A WORK IN PUBLIC SPACE BY THOMAS HIRSCHHORN, PRODUCED BY DIA ART FOUNDATION NEW YORK
LOCATED AT FOREST HOUSES, THE BRONX - NEW YORK CITY, SUMMER 2013
I was asked "Why are artists Marxists?" The question is pivotal in at least two respects:
it suggests that Marx remains an influential figure and that his work and that of
recent thinkers who have expanded on his ideas (i.e. Gramsci, Lucaks, Arendt, Marcuse,
Althusser, Derrida, among others) continue to be relevant to artists as an "instrument"
in their studio. At the same time, the question implies that this commonality is
hardly a coincidence but an ideological affinity that carries a political dimension.
To provide a reply to the question is important to acknowledge that artistic production,
the making of art, is a material activity even when it is not material (i.e. music
or dance) or when the work of art is ephemeral.
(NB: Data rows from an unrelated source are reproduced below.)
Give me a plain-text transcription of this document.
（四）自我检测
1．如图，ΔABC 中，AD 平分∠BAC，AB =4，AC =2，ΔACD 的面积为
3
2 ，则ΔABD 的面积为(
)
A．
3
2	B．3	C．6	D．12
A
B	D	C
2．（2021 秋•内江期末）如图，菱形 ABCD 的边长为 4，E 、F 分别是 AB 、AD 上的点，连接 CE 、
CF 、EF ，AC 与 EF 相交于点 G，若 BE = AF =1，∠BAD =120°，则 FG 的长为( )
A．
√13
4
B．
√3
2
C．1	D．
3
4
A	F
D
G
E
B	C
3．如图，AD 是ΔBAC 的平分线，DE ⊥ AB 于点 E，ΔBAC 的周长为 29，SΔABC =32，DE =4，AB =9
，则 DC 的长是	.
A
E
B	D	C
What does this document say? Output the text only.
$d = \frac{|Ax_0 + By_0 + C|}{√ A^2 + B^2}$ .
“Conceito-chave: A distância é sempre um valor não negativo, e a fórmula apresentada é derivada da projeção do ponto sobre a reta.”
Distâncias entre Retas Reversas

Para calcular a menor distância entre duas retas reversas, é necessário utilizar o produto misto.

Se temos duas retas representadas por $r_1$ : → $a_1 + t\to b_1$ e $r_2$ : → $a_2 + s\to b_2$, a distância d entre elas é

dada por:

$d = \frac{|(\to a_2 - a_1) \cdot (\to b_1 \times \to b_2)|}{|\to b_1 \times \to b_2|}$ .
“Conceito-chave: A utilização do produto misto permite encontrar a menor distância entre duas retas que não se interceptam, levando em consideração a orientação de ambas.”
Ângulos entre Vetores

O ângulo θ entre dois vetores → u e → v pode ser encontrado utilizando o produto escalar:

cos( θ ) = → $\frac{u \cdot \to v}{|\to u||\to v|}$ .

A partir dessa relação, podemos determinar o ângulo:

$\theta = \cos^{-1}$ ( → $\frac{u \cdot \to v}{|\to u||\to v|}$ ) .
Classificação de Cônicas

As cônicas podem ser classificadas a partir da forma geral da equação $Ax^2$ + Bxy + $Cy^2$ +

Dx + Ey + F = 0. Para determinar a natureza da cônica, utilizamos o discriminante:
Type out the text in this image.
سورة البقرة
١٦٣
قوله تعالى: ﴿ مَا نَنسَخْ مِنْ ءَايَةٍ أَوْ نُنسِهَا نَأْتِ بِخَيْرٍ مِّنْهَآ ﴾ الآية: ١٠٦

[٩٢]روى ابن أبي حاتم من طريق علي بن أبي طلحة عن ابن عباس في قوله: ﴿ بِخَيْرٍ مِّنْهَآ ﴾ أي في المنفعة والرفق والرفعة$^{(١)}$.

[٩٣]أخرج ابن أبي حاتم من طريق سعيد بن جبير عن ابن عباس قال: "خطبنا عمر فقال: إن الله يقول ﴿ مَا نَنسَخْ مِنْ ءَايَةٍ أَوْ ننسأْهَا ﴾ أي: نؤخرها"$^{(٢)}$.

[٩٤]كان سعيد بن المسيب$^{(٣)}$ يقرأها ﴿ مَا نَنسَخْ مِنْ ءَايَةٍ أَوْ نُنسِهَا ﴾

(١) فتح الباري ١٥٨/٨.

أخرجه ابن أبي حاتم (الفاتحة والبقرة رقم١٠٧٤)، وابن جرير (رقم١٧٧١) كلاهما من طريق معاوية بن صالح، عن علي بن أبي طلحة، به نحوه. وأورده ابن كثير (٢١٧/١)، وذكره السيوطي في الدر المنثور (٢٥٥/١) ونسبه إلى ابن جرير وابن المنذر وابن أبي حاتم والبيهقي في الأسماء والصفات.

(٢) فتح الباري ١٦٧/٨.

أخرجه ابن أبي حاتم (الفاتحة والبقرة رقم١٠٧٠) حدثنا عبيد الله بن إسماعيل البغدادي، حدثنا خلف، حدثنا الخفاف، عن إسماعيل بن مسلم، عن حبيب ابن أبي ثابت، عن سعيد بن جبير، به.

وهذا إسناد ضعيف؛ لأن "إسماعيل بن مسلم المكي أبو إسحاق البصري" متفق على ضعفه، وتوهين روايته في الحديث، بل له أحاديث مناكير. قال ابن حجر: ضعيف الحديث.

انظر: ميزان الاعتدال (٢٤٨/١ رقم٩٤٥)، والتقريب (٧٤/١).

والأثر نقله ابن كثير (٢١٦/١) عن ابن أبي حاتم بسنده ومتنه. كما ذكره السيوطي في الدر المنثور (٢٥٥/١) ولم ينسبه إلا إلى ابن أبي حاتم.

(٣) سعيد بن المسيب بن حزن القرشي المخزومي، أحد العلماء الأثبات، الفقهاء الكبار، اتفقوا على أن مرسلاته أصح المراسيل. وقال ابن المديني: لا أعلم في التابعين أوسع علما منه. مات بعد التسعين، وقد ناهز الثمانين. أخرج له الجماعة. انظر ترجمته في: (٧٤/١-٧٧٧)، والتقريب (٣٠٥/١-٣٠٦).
Marx, having expounded and examined
systematically the nature and organization of human labor with its historical and
social conditions and developed a theory that went beyond economics but into the
realm of class relationships within society, continues to serve as a reference to
many artists. Marx's writings offer instructive lessons pointers on how to analyze
reality as a totality, to understand the identity of subject and object, and more
specific to artists, on "how to give ideas a material force" as Marx said.